Report Shows: 2.5M Ton of Food Wasted in 2020 in Israel

YERUSHALAYIM
Israelis help prepare food packages for those in need, following the economic difficulties and high unemployment due to restrictions set up to prevent the spread of the coronavirus in 2020. (Tomer Neuberg/Flash90)

Nearly 2.5 million tons of wasted food cost Israel $6 billion in 2020, according to the annual report from Leket Israel, released on Monday.

This amounts to $1,150 per household, the country’s leading food bank, which published in partnership with the Environmental Protection Ministry, said.

The figure represents 35% of the food produced in the country, half of which was thrown away when it was still edible and salable.

One in five Israeli households reportedly suffered from food insecurity last year, Leket Israel said.

The report takes a stand against the previous government’s decision to pay allowances to the entire population during periods of confinement, explaining that it would have been wiser to focus financial assistance on those in greatest difficulty.

“It would have been much more economically efficient to fund food distribution programs rather than leaving needy families to struggle on a daily basis,” the report said.

“The worsening problem of food waste and insecurity has only accelerated since the start of the pandemic, stressing the need to include halving waste reduction as a national cause, by the end of the decade,” the report concludes.

Leket Israel President Gidi Kroch called on Prime Minister Naftali Bennett to implement an inter-ministerial food relief plan.

In recent years Israel saw the emergence of several innovative technology solutions designed to relieve food waste and insecurity.

MK Rabbi Yaakov Asher said Monday at a meeting of the Knesset’s Economics Committee that he proposes to examine the possibility of recognizing farmers’ food donations as a tax contribution worth money.
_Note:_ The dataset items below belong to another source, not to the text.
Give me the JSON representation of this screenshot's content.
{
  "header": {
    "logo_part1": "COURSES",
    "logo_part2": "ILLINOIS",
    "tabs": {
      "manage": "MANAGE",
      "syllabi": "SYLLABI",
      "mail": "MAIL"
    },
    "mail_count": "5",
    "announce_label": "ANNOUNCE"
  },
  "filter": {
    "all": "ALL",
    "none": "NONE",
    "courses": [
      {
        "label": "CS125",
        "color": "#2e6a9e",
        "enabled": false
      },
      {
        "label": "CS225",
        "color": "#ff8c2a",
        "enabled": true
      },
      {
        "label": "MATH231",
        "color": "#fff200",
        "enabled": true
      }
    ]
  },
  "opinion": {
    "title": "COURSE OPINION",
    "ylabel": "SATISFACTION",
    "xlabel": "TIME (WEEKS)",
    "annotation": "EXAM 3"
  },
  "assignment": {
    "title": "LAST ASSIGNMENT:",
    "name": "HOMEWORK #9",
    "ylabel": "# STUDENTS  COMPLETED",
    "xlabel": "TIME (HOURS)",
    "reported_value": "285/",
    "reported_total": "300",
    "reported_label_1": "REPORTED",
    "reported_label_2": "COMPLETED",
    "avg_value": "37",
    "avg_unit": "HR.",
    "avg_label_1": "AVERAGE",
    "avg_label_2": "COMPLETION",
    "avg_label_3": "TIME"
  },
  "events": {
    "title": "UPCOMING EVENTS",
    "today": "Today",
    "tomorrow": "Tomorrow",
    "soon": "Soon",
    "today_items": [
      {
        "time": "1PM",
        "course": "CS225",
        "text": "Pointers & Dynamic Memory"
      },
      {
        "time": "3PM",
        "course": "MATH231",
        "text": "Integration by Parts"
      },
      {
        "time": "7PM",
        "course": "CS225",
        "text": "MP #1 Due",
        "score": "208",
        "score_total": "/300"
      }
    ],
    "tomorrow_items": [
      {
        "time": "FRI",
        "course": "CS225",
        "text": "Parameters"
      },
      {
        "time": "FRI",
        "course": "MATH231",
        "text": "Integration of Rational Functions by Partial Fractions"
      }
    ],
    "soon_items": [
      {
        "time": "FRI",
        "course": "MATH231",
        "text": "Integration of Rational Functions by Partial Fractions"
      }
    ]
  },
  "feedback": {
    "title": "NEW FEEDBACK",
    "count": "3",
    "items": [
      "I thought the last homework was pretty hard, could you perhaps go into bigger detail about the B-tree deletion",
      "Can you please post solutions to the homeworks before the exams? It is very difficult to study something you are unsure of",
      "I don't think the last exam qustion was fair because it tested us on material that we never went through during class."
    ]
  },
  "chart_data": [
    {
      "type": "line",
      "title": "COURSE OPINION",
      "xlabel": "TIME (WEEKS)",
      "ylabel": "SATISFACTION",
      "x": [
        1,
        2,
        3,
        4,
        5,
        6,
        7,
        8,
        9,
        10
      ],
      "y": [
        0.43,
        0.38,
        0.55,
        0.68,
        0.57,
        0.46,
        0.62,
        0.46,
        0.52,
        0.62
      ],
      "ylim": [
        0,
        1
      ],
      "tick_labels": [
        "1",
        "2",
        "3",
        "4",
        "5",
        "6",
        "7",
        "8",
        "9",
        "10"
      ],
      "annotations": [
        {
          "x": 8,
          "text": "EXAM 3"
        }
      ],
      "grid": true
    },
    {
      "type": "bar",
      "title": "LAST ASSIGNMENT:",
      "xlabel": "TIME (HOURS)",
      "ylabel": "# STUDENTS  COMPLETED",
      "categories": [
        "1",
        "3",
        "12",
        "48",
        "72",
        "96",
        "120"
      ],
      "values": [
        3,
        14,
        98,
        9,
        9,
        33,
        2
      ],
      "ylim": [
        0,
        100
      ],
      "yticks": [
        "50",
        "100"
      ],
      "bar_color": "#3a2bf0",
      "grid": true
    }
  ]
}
In the distant past, he said, they tried to present the “bal tashchis” law in the Knesset, which stipulated that food should not be thrown away due to economic considerations. “I will submit this law again today, and I invite the MKs to join it.
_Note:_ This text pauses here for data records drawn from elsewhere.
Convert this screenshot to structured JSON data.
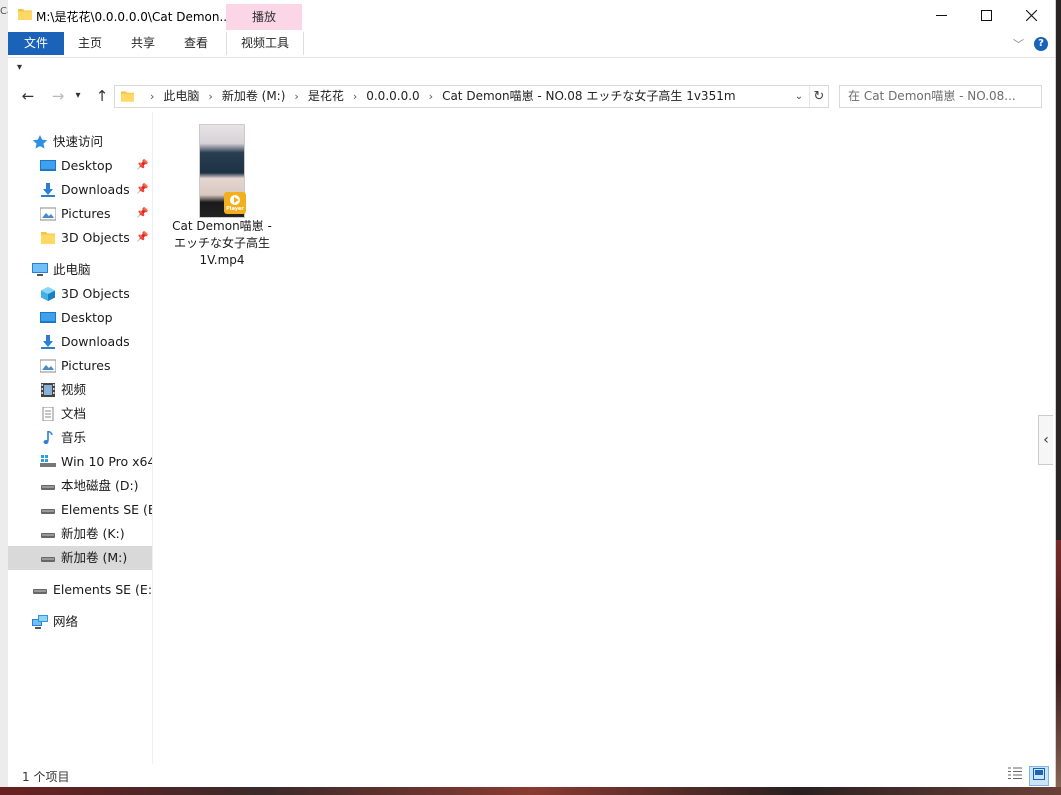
{
  "window": {
    "title": "M:\\是花花\\0.0.0.0.0\\Cat Demon...",
    "contextual_tab": "播放"
  },
  "ribbon": {
    "tabs": [
      "文件",
      "主页",
      "共享",
      "查看",
      "视频工具"
    ]
  },
  "address": {
    "crumbs": [
      "此电脑",
      "新加卷 (M:)",
      "是花花",
      "0.0.0.0.0",
      "Cat Demon喵崽 - NO.08 エッチな女子高生 1v351m"
    ]
  },
  "search": {
    "placeholder": "在 Cat Demon喵崽 - NO.08..."
  },
  "nav": {
    "quick_access": "快速访问",
    "quick": [
      "Desktop",
      "Downloads",
      "Pictures",
      "3D Objects"
    ],
    "this_pc": "此电脑",
    "pc": [
      "3D Objects",
      "Desktop",
      "Downloads",
      "Pictures",
      "视频",
      "文档",
      "音乐",
      "Win 10 Pro x64",
      "本地磁盘 (D:)",
      "Elements SE (E:",
      "新加卷 (K:)",
      "新加卷 (M:)"
    ],
    "elements": "Elements SE (E:)",
    "network": "网络"
  },
  "file": {
    "name": "Cat Demon喵崽 - エッチな女子高生 1V.mp4",
    "badge": "Player"
  },
  "status": {
    "count": "1 个项目"
  },
  "colors": {
    "accent": "#1a63b8",
    "contextual": "#fbd6e6",
    "selection": "#d9d9d9"
  }
}
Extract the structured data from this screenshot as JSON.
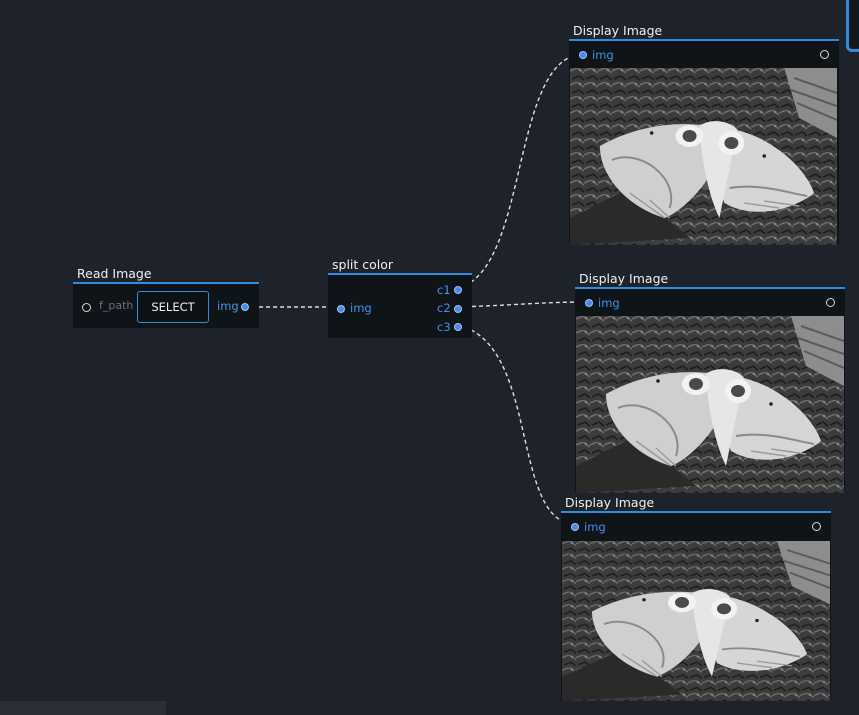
{
  "nodes": {
    "read_image": {
      "title": "Read Image",
      "input_label": "f_path",
      "button_label": "SELECT",
      "output_label": "img"
    },
    "split_color": {
      "title": "split color",
      "input_label": "img",
      "outputs": [
        "c1",
        "c2",
        "c3"
      ]
    },
    "display_1": {
      "title": "Display Image",
      "input_label": "img"
    },
    "display_2": {
      "title": "Display Image",
      "input_label": "img"
    },
    "display_3": {
      "title": "Display Image",
      "input_label": "img"
    }
  },
  "colors": {
    "canvas_bg": "#1e222a",
    "node_bg": "#0f1419",
    "accent": "#2f8ddf",
    "port_label": "#3b95e8",
    "wire": "#e0e0e0"
  },
  "icons": {
    "input_port": "hollow-circle",
    "output_port": "filled-circle"
  }
}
“Another special meeting should be scheduled in the committee to discuss saving food and examining how to establish a government team, inter-ministerial, with an economic orientation that will formulate decisions and initiate a new process that will have a positive effect on both the economy and help reduce the cost of living,” said Rabbi Asher.

The chairman of the Economics Committee, MK Michael Bitton, responded to the request and announced that he would schedule a special discussion on the issue.